Tuesday, February 15, 2011

Explain this Characters Per Line stuff for V-Print CR

A page is 8.5 inches wide. To make the numbers easy, if the font that you use, can fit ten characters per inch; you have 85 columns on one line.

Now we have to subtract margins, borders, and gutters from the 8.5 inches/85 columns. With left and right margins set to 1.5 inches each, you are down to 55 columns. Subtract borders and gutters and you are left with about 51 columns. As long as no line of text has more than this number of characters (including line numbers, timestamps and various spaces), there will be no wrapping of lines.

So the question is, how can I get more than about 50 characters per line.

First is number of characters per inch. This is determined by four factors.

1. First and most obvious is the font size. The larger the font size, the fewer characters per inch.
2. Next is a proportional font as compared to a non-proportional font. You can fit more characters per inch using a proportional font.
3. Not as obvious is font family. Some font families are simply larger than others.
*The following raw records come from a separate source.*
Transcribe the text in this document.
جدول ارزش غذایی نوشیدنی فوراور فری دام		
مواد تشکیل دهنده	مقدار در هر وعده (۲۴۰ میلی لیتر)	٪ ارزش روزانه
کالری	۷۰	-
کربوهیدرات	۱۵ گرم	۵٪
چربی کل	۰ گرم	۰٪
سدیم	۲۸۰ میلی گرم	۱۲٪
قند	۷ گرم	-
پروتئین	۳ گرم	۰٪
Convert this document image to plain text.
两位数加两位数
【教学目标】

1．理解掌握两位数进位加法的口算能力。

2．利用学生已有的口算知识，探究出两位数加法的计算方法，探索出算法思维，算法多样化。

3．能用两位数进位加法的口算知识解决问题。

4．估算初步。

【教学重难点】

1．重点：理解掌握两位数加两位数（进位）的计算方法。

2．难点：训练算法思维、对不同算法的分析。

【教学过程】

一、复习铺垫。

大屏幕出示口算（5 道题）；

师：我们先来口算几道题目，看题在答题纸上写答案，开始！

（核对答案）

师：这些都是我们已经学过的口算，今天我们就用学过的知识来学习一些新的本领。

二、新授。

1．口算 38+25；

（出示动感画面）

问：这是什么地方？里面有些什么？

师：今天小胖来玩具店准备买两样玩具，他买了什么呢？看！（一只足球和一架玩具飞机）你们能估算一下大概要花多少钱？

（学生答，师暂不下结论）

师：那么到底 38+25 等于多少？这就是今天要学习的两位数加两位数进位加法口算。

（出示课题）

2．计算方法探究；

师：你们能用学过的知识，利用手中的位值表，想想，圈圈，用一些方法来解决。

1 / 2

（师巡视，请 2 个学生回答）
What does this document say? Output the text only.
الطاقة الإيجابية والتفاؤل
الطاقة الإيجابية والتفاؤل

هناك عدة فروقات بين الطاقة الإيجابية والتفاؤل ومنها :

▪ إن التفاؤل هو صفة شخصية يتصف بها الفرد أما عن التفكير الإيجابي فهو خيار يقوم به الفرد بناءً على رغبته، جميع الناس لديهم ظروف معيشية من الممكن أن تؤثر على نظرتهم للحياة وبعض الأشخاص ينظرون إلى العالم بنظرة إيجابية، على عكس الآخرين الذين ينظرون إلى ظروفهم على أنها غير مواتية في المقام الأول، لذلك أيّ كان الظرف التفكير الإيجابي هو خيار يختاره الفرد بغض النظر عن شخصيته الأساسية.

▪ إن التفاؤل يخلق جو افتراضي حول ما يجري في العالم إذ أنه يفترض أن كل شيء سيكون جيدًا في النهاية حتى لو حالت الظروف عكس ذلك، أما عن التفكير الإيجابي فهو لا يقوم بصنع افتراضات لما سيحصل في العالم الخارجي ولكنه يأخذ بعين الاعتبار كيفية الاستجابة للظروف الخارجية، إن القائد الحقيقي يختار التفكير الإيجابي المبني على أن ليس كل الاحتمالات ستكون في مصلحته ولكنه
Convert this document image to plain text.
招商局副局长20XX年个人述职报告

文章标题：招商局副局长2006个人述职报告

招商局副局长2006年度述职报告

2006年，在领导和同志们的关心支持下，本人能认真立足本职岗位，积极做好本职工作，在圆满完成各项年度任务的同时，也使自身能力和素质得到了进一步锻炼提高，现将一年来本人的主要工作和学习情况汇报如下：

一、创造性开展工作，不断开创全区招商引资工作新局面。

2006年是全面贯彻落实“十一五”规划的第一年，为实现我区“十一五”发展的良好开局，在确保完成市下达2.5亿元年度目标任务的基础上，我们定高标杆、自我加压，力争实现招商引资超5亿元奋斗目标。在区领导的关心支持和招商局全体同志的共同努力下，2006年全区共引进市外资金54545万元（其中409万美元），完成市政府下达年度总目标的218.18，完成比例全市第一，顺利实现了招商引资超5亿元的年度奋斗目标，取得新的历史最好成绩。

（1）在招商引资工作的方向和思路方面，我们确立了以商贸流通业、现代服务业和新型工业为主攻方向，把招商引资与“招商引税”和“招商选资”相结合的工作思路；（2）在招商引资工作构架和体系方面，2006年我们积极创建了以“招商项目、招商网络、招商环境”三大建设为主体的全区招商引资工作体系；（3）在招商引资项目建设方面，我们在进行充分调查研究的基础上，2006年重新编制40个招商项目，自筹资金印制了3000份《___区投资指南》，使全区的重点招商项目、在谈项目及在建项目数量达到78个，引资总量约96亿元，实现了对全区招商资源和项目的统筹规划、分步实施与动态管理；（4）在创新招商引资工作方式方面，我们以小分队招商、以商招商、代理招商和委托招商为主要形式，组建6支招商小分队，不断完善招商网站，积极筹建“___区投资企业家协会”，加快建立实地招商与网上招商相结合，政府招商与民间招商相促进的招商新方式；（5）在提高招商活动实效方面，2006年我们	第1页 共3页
For instance, Garamond fits about 25% more characters per inch than Verdana.
4. Finally, bolded or not. Bolded text takes more space, yielding fewer characters per inch.

Second is size of your margins, simply reducing from 1.5 on each side to 1 inch per side adds ten characters per line.

Next would be borders. Not having borders allows that space to be used for text.

Finally, would be what goes on a line. Obviously, adding in timestamps decreases the amount of text that can be on the line.